Some luxury brands minted NFTs for online video game cosmetics. In November 2021, Morgan Stanley published a note suggesting that this use could become a multi-billion dollar market by 2030


In February 2021, NFTs reportedly generated around US$25 million in the music industry, with artists selling artwork and music as NFT tokens. On February 28, 2021, electronic dance musician 3LAU sold a collection of 33 NFTs for a total of US$11.7 million to commemorate the three-year anniversary of his Ultraviolet album. On March 3, 2021, an NFT was made to promote the Kings of Leon album When You See Yourself. Other musicians who have used NFTs include American rapper Lil Pump, Grimes, visual artist Shepard Fairey in collaboration with record producer Mike Dean, and rapper Eminem.


In May 2018, 20th Century Fox partnered with Atom Tickets and released limited-edition Deadpool 2 digital posters to promote the film. They were available from OpenSea and the GFT exchange. In March 2021 Adam Benzine’s 2015 documentary Claude Lanzmann: Spectres of the Shoah became the first motion picture and documentary film to be auctioned as an NFT.

Other projects in the film industry using NFTs include the announcement that an exclusive NFT artwork collection will be released for Godzilla vs. Kong and director Kevin Smith announcing in April 2021 that his forthcoming horror movie Killroy Was Here would be released as an NFT. The 2021 film Zero Contact, directed by Rick Dugdale and starring Anthony Hopkins, was also released as an NFT.

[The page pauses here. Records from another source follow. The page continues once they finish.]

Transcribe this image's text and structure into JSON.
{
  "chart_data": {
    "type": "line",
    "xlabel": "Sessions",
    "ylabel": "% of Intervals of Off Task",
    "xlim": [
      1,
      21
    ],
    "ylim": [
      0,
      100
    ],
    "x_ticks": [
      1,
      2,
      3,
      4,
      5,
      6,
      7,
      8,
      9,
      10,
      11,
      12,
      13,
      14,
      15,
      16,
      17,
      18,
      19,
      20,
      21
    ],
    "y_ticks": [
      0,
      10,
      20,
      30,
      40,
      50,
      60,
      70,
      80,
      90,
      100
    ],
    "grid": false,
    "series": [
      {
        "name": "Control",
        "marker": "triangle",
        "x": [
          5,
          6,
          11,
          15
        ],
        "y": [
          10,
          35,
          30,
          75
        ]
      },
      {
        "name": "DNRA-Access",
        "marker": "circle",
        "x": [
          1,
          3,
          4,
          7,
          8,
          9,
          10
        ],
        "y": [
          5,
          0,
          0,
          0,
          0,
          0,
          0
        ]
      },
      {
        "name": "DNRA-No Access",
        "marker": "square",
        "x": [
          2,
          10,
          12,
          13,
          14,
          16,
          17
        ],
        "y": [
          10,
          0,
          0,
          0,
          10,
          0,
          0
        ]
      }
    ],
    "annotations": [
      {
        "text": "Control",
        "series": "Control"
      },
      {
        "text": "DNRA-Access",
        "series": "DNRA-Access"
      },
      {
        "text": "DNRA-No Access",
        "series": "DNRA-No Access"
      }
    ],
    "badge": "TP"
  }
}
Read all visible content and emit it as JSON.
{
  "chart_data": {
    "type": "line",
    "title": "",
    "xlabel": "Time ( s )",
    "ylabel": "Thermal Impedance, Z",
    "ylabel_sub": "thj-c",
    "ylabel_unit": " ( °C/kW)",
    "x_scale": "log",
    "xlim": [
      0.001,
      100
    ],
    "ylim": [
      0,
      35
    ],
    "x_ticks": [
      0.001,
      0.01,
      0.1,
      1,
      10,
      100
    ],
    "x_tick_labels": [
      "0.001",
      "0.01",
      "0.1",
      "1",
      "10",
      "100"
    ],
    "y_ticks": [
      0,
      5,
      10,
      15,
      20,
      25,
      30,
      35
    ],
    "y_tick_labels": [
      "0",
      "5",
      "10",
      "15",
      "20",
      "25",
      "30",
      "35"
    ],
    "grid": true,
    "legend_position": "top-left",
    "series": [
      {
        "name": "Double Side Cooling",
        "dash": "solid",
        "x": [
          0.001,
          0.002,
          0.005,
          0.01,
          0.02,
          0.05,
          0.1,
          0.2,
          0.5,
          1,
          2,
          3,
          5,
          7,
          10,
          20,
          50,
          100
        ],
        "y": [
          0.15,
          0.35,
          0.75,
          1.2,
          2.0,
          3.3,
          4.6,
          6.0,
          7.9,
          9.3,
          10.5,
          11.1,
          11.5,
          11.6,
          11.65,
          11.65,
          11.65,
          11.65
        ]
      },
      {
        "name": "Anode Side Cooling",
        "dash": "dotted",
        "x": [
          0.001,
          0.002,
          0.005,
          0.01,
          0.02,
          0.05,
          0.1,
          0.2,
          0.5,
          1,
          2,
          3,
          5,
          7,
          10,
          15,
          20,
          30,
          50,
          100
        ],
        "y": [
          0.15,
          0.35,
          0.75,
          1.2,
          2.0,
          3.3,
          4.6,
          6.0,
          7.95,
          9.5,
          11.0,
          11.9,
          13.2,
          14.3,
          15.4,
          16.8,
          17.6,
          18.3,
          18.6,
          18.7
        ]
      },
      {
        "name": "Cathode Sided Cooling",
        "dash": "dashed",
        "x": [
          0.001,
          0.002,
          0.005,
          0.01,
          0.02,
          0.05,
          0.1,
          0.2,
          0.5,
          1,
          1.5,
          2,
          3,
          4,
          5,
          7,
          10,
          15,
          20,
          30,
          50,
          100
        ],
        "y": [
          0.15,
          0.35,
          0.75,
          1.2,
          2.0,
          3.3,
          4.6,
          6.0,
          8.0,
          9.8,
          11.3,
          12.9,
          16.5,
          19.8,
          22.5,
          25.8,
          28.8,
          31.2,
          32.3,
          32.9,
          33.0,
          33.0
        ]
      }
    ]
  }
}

In April 2021, an NFT associated with the score of the movie Triumph, composed by Gregg Leonard, was the first NFT minted for a feature film score.

In November 2021, film director Quentin Tarantino released seven NFTs based on uncut scenes of Pulp Fiction. Miramax subsequently filed a lawsuit claiming that their film rights were violated and that the original 1993 contract with Tarantino gave them the right to mint NFTs in relation to Pulp Fiction.